For the first, I've always wanted to ask you, in response: What's the easiest way to get liberal ideas, those left of the Network Evening News, reliably and repeatedly on NPR? The right wing has a pipeline. But for the left, it seems the best way is to quit your job as host and spend your days calling in to shows!
For the second, you are more enjoyable on WNPR because spend less time hanging up on idiots and needing to tell ignorants, "It's been proved elsewhere, I don't have to do it all over again now".
But that doesn't work on public radio, does it? And even less so on NPR mothership product. There's no position so right-wing that it can't be "part of the conversation" because some thinktank hack with an impressive, established letterhead is in some managing editor's Rolodex, and saying something in a polite enough manner. You've heard what it takes to make someone like Tom Ashbrook shut someone up for lying. NPR doesn't know any better except privileging the lies of both the right and the left, and since the left is much more invested in the ideas of journalism, finding things out, and not, the imbalance is perceptible.

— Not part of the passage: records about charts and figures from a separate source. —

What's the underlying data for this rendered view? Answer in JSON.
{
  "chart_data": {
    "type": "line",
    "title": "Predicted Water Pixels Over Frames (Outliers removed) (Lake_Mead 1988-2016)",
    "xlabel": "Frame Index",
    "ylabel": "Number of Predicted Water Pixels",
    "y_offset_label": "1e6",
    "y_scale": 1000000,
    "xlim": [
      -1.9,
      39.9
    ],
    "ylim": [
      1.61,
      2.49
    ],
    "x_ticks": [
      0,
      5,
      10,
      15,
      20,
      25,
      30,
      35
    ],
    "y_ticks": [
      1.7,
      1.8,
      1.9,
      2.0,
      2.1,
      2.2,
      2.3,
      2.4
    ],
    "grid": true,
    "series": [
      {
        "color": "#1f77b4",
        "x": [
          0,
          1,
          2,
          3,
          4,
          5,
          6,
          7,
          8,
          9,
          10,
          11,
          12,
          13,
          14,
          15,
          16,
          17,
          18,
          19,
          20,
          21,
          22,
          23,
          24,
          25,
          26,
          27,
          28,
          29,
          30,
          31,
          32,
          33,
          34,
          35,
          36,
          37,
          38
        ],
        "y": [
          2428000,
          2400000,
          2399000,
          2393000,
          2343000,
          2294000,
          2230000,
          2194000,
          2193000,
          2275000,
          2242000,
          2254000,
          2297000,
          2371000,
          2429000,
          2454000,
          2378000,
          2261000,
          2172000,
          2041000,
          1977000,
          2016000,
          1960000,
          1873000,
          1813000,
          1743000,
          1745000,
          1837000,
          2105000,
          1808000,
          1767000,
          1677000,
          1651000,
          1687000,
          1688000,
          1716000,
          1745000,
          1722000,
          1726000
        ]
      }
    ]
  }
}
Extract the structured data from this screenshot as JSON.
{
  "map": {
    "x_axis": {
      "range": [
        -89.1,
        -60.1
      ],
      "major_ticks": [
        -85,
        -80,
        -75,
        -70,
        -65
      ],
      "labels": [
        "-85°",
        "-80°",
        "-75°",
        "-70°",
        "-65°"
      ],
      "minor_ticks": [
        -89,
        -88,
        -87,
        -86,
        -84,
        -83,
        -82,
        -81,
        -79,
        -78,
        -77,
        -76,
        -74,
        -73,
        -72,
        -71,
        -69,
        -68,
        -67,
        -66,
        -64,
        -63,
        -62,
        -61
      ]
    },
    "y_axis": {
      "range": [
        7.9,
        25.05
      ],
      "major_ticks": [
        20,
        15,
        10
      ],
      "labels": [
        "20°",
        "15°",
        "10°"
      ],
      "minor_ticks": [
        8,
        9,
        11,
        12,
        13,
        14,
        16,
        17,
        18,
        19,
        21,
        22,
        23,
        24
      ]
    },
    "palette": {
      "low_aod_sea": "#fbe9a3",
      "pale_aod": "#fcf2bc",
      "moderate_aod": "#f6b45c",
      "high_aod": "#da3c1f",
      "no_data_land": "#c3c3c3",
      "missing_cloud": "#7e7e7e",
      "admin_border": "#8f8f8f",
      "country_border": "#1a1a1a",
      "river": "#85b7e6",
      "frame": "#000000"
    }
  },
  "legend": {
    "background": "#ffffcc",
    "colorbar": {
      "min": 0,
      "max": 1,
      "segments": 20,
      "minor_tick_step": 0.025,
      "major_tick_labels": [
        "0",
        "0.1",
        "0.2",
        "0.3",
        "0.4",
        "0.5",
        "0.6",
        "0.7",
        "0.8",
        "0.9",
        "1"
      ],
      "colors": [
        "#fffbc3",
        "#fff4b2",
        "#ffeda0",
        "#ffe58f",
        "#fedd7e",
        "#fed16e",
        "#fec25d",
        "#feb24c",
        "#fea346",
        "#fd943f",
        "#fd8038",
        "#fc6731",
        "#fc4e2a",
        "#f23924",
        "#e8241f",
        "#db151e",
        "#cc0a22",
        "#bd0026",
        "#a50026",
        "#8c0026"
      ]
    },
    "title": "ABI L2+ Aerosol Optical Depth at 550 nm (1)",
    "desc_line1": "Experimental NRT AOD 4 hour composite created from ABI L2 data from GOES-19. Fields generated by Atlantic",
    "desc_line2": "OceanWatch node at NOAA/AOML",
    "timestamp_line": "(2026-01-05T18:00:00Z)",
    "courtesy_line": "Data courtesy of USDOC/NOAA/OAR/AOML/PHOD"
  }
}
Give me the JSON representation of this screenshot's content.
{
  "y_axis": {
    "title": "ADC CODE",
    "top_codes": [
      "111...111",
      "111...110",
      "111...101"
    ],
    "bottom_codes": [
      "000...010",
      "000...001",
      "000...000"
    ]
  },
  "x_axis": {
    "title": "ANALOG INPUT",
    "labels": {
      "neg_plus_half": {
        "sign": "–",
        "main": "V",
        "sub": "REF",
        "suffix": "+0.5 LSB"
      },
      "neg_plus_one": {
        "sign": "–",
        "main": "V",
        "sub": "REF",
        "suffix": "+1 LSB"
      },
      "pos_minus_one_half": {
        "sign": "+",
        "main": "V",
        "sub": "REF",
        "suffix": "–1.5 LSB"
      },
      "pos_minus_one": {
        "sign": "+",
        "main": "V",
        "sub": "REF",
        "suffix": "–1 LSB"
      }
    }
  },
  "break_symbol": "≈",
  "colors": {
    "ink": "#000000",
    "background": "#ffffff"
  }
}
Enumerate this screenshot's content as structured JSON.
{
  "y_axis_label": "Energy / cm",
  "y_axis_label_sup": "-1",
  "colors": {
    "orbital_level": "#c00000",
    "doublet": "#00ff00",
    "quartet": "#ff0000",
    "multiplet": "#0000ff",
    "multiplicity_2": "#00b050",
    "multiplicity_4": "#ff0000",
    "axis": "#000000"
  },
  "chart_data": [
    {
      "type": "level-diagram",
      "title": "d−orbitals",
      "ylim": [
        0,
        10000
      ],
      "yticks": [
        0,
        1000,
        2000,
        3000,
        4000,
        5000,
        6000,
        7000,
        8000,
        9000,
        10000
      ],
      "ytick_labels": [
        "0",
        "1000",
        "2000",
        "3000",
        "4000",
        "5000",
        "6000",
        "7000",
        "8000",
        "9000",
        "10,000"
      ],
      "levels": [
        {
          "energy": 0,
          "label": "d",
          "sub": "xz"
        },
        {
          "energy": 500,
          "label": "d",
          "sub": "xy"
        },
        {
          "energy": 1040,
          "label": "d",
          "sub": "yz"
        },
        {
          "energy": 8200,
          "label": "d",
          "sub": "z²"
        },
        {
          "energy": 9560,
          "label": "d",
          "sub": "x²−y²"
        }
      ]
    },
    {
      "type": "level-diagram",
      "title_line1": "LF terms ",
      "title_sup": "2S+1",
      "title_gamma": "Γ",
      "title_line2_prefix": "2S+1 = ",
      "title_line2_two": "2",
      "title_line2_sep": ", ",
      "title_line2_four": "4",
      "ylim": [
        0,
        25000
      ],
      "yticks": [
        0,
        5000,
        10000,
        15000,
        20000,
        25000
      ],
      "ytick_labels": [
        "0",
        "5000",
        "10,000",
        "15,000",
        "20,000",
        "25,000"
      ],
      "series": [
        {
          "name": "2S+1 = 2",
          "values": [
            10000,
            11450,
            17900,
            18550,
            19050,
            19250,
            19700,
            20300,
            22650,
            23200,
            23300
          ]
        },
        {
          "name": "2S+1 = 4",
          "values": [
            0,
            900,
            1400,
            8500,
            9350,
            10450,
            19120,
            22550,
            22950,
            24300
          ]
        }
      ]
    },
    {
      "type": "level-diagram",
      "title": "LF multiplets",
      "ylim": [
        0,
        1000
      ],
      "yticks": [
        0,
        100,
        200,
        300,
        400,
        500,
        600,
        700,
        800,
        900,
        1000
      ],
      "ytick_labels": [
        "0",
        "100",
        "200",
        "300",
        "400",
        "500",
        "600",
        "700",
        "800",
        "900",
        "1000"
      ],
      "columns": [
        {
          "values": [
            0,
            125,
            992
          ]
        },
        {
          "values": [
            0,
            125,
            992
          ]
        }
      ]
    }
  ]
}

The most rewarding thing about following you to publc radio was getting a lot more of Tom Dankosky. So I was fascinated last September when he sat down with the NPR ombud and got her to admit some amazing things. She said "NPR's journalism is straight down the middle" (okay, close enough, fine), but "NPR has to convince right-wingers that we're even-handed, without changing our journalistic output." (Remember, this was a month before the Juan Williams 'debacle', before millions of right-wingers came out of the woodwork to bemoan how much they "used to respect NPR".)
What kind of naive fool thinks that can ever be done? Has anyone at NPR Central had a real conversation with a Republican lately? The last "reasonable" one was spotted on Fox News this week yelling at clouds, complaining that kids are all listening to "enema man" and "snoop snoop poopy dog", preventing them from sending thank-you cards for Christmas gifts. Why did Alan Simpson say this? It's a function of bathing in the right-wing self-reinforcing echo chamber that he forgot to temper himself to sound moderate and reasonable.
Mr. Schiller's broken some sort of unwritten NPR rule and forgot to start his first paragraph about right-wing extremists with the phrase "But the Democrats...". The Teabaggers are ARE xenophobic. Actual Christians DO shudder over the Tea Party's use of "God" as a political weapon. Muslim voices sidelined from the news product in the USA RESULT in shoddier and less informative output.
But what NPR expects to accomplish by totally disowning all his words, and their interest in getting further comments from O'Keefe, is beyond me. I subscribe to Jay Rosen's idea that no news orgs are "above politics", that NPR has political enemies, and to not treat them differently from friends or neutral parties is to be a sitting duck. At long last, will that idea finally sink into NPR? As news professional to layperson, please tell me what I'm missing. When it comes to NPR, what will "make it better" for the right except taking a feed of Rush Limbaugh and broadcasting it on NPR stations 24x7? How many apologies will prevent the next attack?
Cordially,
Karl in Bloomfield
*Disclaimer: WNPR's local programming is not included in any of my lambastes against "NPR". This is a mothership problem. You, Mr. Dankosky, and Faith--when she's not sampling too much wine on the air, which is often--are worth every penny and word of praise.